Tuesday, February 27, 2024

Mona in the Promised Land (1996) by Gish Jen

 1,001 Novels: A Library of America
Mona in the Promised Land (1996)
by Gish Jen
Scarsdale, New York
New York: 24/105
Upstate New York: 21/23

    Not a huge Gish Jen fan.  I listened to the Audiobook of her 2020 Dystopia-lite book, The Resisters.  I reread the review I wrote back then- reads very much like I was trying to be polite.  It's currently over on Amazon with just under 500 reviews, which is not great.  None of her other books have more than 150 reviews, which is bad.  That shows you that people aren't reading her books.  Mona in the Promised Land is certain to be on my cut list for the revision.   It's another example of the "teenage girl trapped in her bedroom" genre- like The Resisters, Mona in the Promised Land has strong elements of YA fiction trapped inside what appears to be an attempt at a work of adult literary fiction.  I found that same approach grating in The Resisters, equally so here. I ended up having to grit my teeth to make it through the Kindle version I checked out from the library.

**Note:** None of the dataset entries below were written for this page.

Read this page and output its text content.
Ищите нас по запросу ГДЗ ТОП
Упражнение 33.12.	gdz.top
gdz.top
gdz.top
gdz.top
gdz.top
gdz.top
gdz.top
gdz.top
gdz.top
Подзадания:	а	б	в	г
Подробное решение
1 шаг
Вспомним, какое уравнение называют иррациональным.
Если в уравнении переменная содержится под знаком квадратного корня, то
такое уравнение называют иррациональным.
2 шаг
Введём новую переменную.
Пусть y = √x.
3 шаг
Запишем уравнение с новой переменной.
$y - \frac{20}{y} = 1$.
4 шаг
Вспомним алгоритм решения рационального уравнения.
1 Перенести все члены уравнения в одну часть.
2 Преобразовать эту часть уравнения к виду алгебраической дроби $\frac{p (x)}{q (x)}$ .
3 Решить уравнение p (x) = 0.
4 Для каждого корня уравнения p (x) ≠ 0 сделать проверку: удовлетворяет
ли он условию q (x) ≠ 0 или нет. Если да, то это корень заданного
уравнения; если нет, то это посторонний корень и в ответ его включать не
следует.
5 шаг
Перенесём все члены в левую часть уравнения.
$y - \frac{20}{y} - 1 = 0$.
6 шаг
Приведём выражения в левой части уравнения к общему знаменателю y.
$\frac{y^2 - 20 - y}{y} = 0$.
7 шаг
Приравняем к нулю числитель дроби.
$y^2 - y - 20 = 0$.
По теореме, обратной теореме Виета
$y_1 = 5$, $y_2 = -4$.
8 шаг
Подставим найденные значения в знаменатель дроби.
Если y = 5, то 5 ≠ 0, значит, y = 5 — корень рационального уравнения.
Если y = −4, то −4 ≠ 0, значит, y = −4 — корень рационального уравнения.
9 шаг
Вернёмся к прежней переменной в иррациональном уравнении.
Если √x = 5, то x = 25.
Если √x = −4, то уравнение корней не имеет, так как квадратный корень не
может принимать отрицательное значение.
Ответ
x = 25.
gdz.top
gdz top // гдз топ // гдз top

   The narrator/protagonist is the daughter of a pair of hardworking Chinese immigrants who decides to convert to Judaism.   The way this whole arc of the plot is written was cringe inducing for me, as was the other main plot line, where the narrator's white friend invites a fired black cook at the narrator's family restaurant to live with them after his wife kicks him out of his apartment.   So cringe.   I guess... I admire the attempt to write about these subjects but I didn't find any of the characters particularly interesting or convincing. 

   But challenging myself to read books I would never ordinarily tackle is the precise idea of undertaking the 1,001 Novels: A Library of America.  The whole project has been a real carnival of teenage girls in small towns in the Northeast, thus far.